壊れるにしても、もっとこう……こう……ちょっとずつ、調子悪くなるっていうかさ!
「おいおい、こいつも換え時かもな。よーし、今度の週末、パパと電気屋のぞいてみっか!」
みたいな段階を踏んでくれよ!弁慶みたいな死に方をするんじゃない!もっと吐け!弱音を!
ネットには、やはり年末に給湯器が壊れた者たちの嘆きであふれていた。
冬が深まると、あっついお湯をバンバン使うため、事切れる給湯器が多いらしい。一番頼りになる時期に……お前……お前!
この時点で、給湯器選手。
年末に壊れる家電 No.1
存在を忘れてる家電 No.1
壊れたら困る家電 No.1
値段が高すぎる家電No.1
の四冠を受賞。
2023年の暮れの暮れに、破竹の勢いで追い上げ。
(6日目)12月23日 10:00- うんともすんとも
一晩待って、もっかい、給湯器の電源を入れた。
もしかしたら、直ってるかも。
「オユ ガ ワカセマセン エラーコード ヒョウジ」
淡い期待、夢と散った。
40万円。
家が漏水してんのに。住む場所も決まってないのに。帰ってくるお金も、これからかかるお金も、なんぼかわからんのに。
母が卒倒しそうになっていた。
40万円を、ドラム式洗濯機に払うなら、わかるんだ。食器洗浄機に払うなら、わかるんだ。
「くぅ〜〜〜っ!金のかかるヤツめっ!うりうりぃ!」
なんて困ったフリしながら、財布の紐をゆるめてる顔は、みんなちょっと誇らしげなんだ。

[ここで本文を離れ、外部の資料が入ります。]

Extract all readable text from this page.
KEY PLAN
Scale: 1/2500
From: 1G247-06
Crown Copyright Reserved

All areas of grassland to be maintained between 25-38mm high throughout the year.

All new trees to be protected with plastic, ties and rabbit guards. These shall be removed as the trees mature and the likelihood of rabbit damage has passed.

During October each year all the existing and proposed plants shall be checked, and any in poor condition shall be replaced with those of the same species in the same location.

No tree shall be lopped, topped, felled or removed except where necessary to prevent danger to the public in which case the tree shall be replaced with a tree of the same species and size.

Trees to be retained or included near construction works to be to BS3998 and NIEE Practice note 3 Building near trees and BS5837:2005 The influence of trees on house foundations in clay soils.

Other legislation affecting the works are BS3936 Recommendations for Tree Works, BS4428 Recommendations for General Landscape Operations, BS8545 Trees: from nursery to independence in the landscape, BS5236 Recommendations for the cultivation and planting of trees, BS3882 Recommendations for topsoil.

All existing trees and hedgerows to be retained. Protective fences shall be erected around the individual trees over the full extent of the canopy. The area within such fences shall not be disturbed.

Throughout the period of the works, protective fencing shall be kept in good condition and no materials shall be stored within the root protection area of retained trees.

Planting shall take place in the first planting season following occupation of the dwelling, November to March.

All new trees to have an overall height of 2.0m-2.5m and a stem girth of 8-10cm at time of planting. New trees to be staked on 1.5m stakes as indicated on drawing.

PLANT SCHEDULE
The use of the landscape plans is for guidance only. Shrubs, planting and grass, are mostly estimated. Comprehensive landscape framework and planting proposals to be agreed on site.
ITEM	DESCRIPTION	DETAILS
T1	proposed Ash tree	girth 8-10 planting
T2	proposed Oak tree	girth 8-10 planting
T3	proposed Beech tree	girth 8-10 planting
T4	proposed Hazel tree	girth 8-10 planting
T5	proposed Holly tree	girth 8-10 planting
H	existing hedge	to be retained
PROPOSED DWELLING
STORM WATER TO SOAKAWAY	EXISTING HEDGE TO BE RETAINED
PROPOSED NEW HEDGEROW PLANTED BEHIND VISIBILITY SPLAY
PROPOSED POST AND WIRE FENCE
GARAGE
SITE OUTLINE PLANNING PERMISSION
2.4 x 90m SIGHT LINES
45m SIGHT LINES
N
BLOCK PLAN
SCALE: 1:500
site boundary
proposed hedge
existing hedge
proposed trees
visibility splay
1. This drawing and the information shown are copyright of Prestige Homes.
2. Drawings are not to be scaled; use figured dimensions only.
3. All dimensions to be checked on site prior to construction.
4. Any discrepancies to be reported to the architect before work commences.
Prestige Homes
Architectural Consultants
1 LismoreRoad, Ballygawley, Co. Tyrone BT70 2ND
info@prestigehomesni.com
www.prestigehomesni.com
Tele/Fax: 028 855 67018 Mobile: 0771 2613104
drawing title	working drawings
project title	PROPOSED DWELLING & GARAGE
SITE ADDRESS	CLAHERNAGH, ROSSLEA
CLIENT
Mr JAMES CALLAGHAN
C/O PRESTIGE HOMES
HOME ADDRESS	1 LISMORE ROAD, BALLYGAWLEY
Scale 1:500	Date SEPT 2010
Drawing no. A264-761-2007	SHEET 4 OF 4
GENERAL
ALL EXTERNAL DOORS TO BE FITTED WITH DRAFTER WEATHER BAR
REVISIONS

「ついに買っちゃいましたよォ。でも便利さには叶いませんねェ!」
どこか照れながら、札束、はたいてんだ。
清水の舞台から飛び降りるにしても、華麗な高速4回転半からのノースプラッシュで飛び降りるって感じなんだ。10点、10点、10点、10点ッ!
けど、給湯器はさ、
給湯器はさ……!
握った財布の紐に、なかなか手をかけられない。食いしばった歯が砕け散りそうである。
ああ。
わたしは、なんてひどい女なんだろう。
見えないところで、存在を忘れられても、家族のために黙々とお湯を作りつづけてくれた給湯器。心から感謝をし、お暇をあげて然るべきである。
なのに、どうしてこうも、惜しいのか。
言うなれば、ミュージシャンの下積み時代を、甲斐甲斐しく支えてくれた、なんなら夜勤バイト明けも鶏そぼろとか炊いて待っててくれた彼女。ちょっと売れたらその彼女を捨て、ポンギロッでデルモやってるサラダしか食わん女と結婚するようなもんである。
「くううっ……」
給湯器の!
給湯器の地位向上を!
家電芸人もこの現実から目をそらすな!ヘルシオを披露すな、ルンバをなでるな!給湯器をねぎらえ!給湯器を格付けせえ!戦国BASARAとコラボせえ!
そしたら、そしたら、もっと普段から給湯器への覚悟を。
「……やけど、給湯器って、どれも一緒っちゃ一緒よなあ」
「そうなんよなあ」
人類は、このカルマから逃れられない。
(6日目)12月23日 11:00- 給湯器は大人気
とりあえず、いくつか目星をつけて、電話をしてみた。